Last week, there were rumbles that two of the largest chemical companies in the United States were in “advanced talks” approaching the possibility of a merger. Now that rumbling has come to the surface: today Dow and DuPont announced that they have arrived at an all-stock “merger of equals” agreement valued at $130 billion.
RELATED CONTENT: DuPont Packaging Diamond and Gold Winners
While it’s a major step in its own right, it is only the first step in a larger maneuver for the chemical giants. Once Dow and DuPont have successfully completed their merger, the new entity (titled DowDuPont) then plans to spin-off its categories to create three distinct, altogether new, independent and publicly-traded entities. These will include:
A pure-play agriculture company blending Dow and DuPont’s seed, biotech and agrichemical divisions;
A pure-play material science company, pairing DuPont’s Performance Materials division with Dow’s Performance Plastics, Performance Materials and Chemicals, Infrastructure Solutions and Consumer Solutions divisions, and;
A specialty products company for the company’s more unique offerings including DuPont’s Nutrition and Health, Industrial Biosciences, Safety & Protection and Electronics & Communications segments, plus Dow’s Electronic Materials segment.
“This transaction is a game-changer for our industry and reflects the culmination of a vision we have had for more than a decade to bring together these two powerful innovation and material science leaders,” said Dow chairman and CEO Andrew N. Liveris in a press release from the company. “Over the last decade our entire industry has experienced tectonic shifts as an evolving world presented complex challenges and opportunities – requiring each company to exercise foresight, agility and focus on execution. This transaction is a major accelerator in Dow’s ongoing transformation, and through this we are creating significant value and three powerful new companies. This merger of equals significantly enhances the growth profile for both companies, while driving value for all of our shareholders and our customers.”

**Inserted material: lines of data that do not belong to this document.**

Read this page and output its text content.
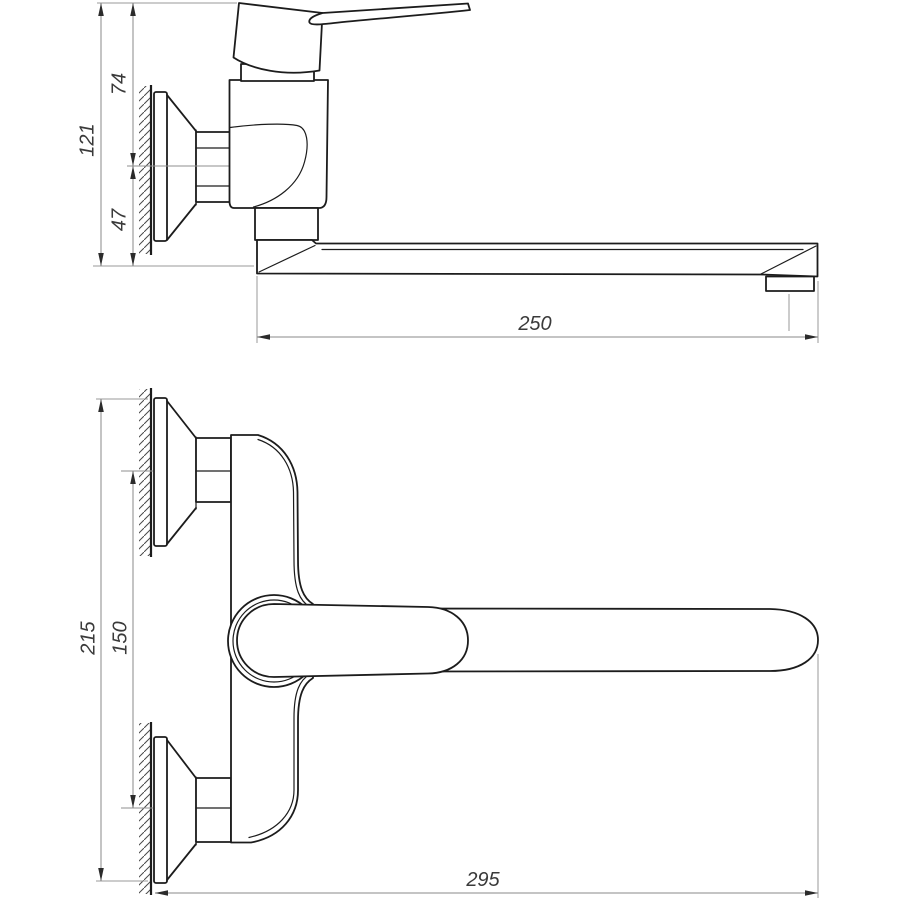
121
74
47
250
215 150
295
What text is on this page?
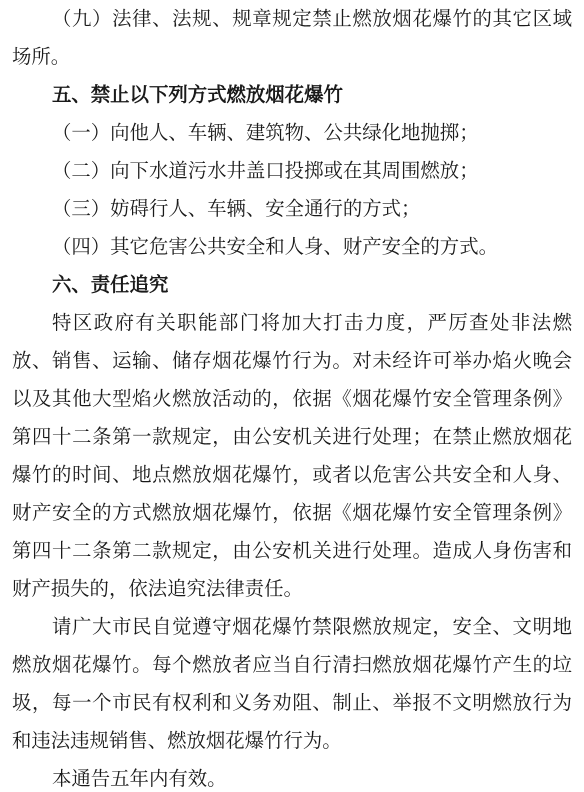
（九）法律、法规、规章规定禁止燃放烟花爆竹的其它区域
场所。
五、禁止以下列方式燃放烟花爆竹
（一）向他人、车辆、建筑物、公共绿化地抛掷；
（二）向下水道污水井盖口投掷或在其周围燃放；
（三）妨碍行人、车辆、安全通行的方式；
（四）其它危害公共安全和人身、财产安全的方式。
六、责任追究
特区政府有关职能部门将加大打击力度，严厉查处非法燃
放、销售、运输、储存烟花爆竹行为。对未经许可举办焰火晚会
以及其他大型焰火燃放活动的，依据《烟花爆竹安全管理条例》
第四十二条第一款规定，由公安机关进行处理；在禁止燃放烟花
爆竹的时间、地点燃放烟花爆竹，或者以危害公共安全和人身、
财产安全的方式燃放烟花爆竹，依据《烟花爆竹安全管理条例》
第四十二条第二款规定，由公安机关进行处理。造成人身伤害和
财产损失的，依法追究法律责任。
请广大市民自觉遵守烟花爆竹禁限燃放规定，安全、文明地
燃放烟花爆竹。每个燃放者应当自行清扫燃放烟花爆竹产生的垃
圾，每一个市民有权利和义务劝阻、制止、举报不文明燃放行为
和违法违规销售、燃放烟花爆竹行为。
本通告五年内有效。
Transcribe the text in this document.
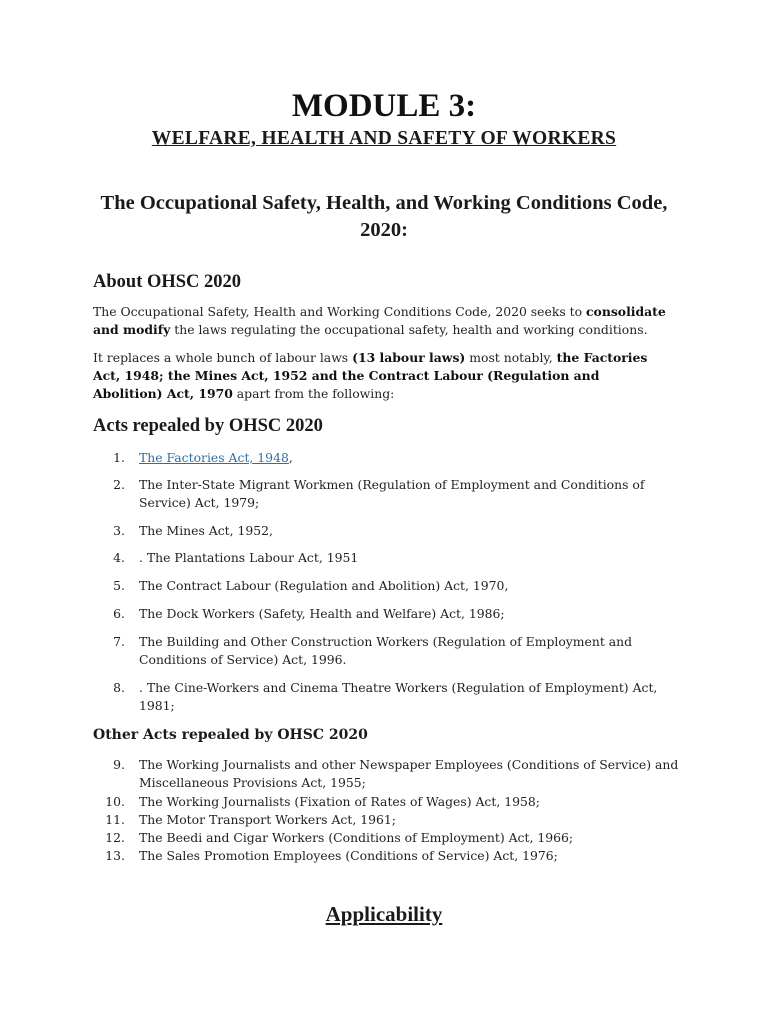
MODULE 3:
WELFARE, HEALTH AND SAFETY OF WORKERS
The Occupational Safety, Health, and Working Conditions Code, 2020:
About OHSC 2020

The Occupational Safety, Health and Working Conditions Code, 2020 seeks to consolidate and modify the laws regulating the occupational safety, health and working conditions.

It replaces a whole bunch of labour laws (13 labour laws) most notably, the Factories Act, 1948; the Mines Act, 1952 and the Contract Labour (Regulation and Abolition) Act, 1970 apart from the following:

Acts repealed by OHSC 2020
1. The Factories Act, 1948,
2. The Inter-State Migrant Workmen (Regulation of Employment and Conditions of Service) Act, 1979;
3. The Mines Act, 1952,
4. . The Plantations Labour Act, 1951
5. The Contract Labour (Regulation and Abolition) Act, 1970,
6. The Dock Workers (Safety, Health and Welfare) Act, 1986;
7. The Building and Other Construction Workers (Regulation of Employment and Conditions of Service) Act, 1996.
8. . The Cine-Workers and Cinema Theatre Workers (Regulation of Employment) Act, 1981;
Other Acts repealed by OHSC 2020
9. The Working Journalists and other Newspaper Employees (Conditions of Service) and Miscellaneous Provisions Act, 1955;
10. The Working Journalists (Fixation of Rates of Wages) Act, 1958;
11. The Motor Transport Workers Act, 1961;
12. The Beedi and Cigar Workers (Conditions of Employment) Act, 1966;
13. The Sales Promotion Employees (Conditions of Service) Act, 1976;
Applicability
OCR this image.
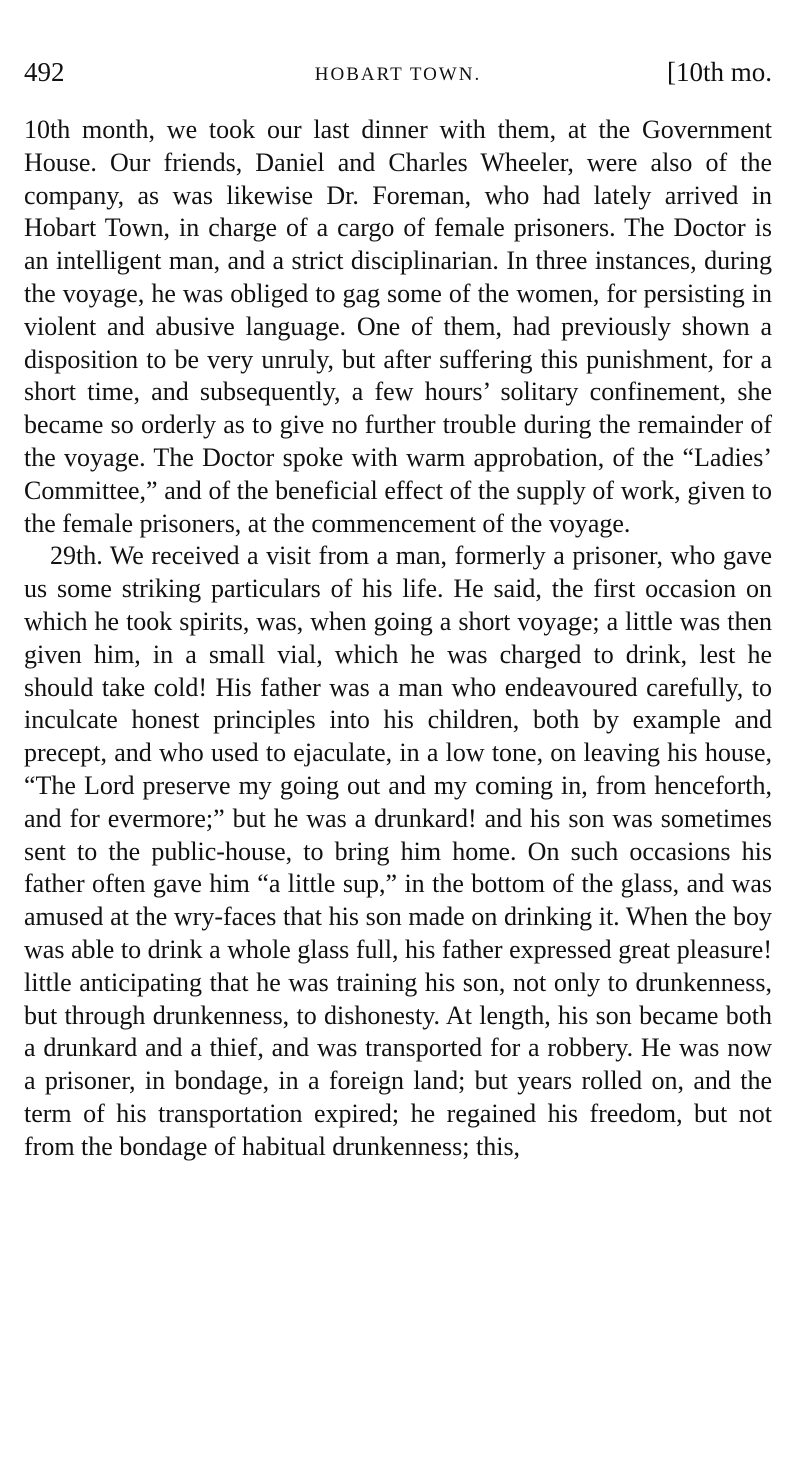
492	HOBART TOWN.	[10th mo.

10th month, we took our last dinner with them, at the Government House. Our friends, Daniel and Charles Wheeler, were also of the company, as was likewise Dr. Foreman, who had lately arrived in Hobart Town, in charge of a cargo of female prisoners. The Doctor is an intelligent man, and a strict disciplinarian. In three instances, during the voyage, he was obliged to gag some of the women, for persisting in violent and abusive language. One of them, had previously shown a disposition to be very unruly, but after suffering this punishment, for a short time, and subsequently, a few hours’ solitary confinement, she became so orderly as to give no further trouble during the remainder of the voyage. The Doctor spoke with warm approbation, of the “Ladies’ Committee,” and of the beneficial effect of the supply of work, given to the female prisoners, at the commencement of the voyage.

29th. We received a visit from a man, formerly a prisoner, who gave us some striking particulars of his life. He said, the first occasion on which he took spirits, was, when going a short voyage; a little was then given him, in a small vial, which he was charged to drink, lest he should take cold! His father was a man who endeavoured carefully, to inculcate honest principles into his children, both by example and precept, and who used to ejaculate, in a low tone, on leaving his house, “The Lord preserve my going out and my coming in, from henceforth, and for evermore;” but he was a drunkard! and his son was sometimes sent to the public-house, to bring him home. On such occasions his father often gave him “a little sup,” in the bottom of the glass, and was amused at the wry-faces that his son made on drinking it. When the boy was able to drink a whole glass full, his father expressed great pleasure! little anticipating that he was training his son, not only to drunkenness, but through drunkenness, to dishonesty. At length, his son became both a drunkard and a thief, and was transported for a robbery. He was now a prisoner, in bondage, in a foreign land; but years rolled on, and the term of his transportation expired; he regained his freedom, but not from the bondage of habitual drunkenness; this,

RELATED CONTENT: The Biggest US Mergers and Acquisitions So Far in 2014
“This is an extraordinary opportunity to deliver long-term, sustainable shareholder value through the combination of two highly complementary global leaders and the creation of three strong, focused, industry-leading businesses. Each of these businesses will be able to allocate capital more effectively, apply its powerful innovation more productively, and extend its value-added products and solutions to more customers worldwide,” added DuPont chairman and CEO Edward D. Breen. “For DuPont, this is a definitive leap forward on our path to higher growth and higher value. This merger of equals will create significant near-term value through substantial cost synergies and additional upside from growth synergies. Longer term, the three-way split we intend to pursue is expected to unlock even greater value for shareholders and customers and more opportunity for employees as each business will be a leader in attractive segments where global challenges are driving demand for these businesses’ distinctive offerings.”
After the merger, Liveris will take on the role of Executive Chairman of the combined entity while Breen will stay on board as CEO. Dow and DuPont expect that this merger will create as much as $3 billion in cost savings within the first 24 months, along with an extra $1 billion derived from growth achieved through making the most of the companies’ synergies. The merger is expected to close by the second half of 2016, with the separation into three entities commencing approximately 18-24 months down the line from that closing.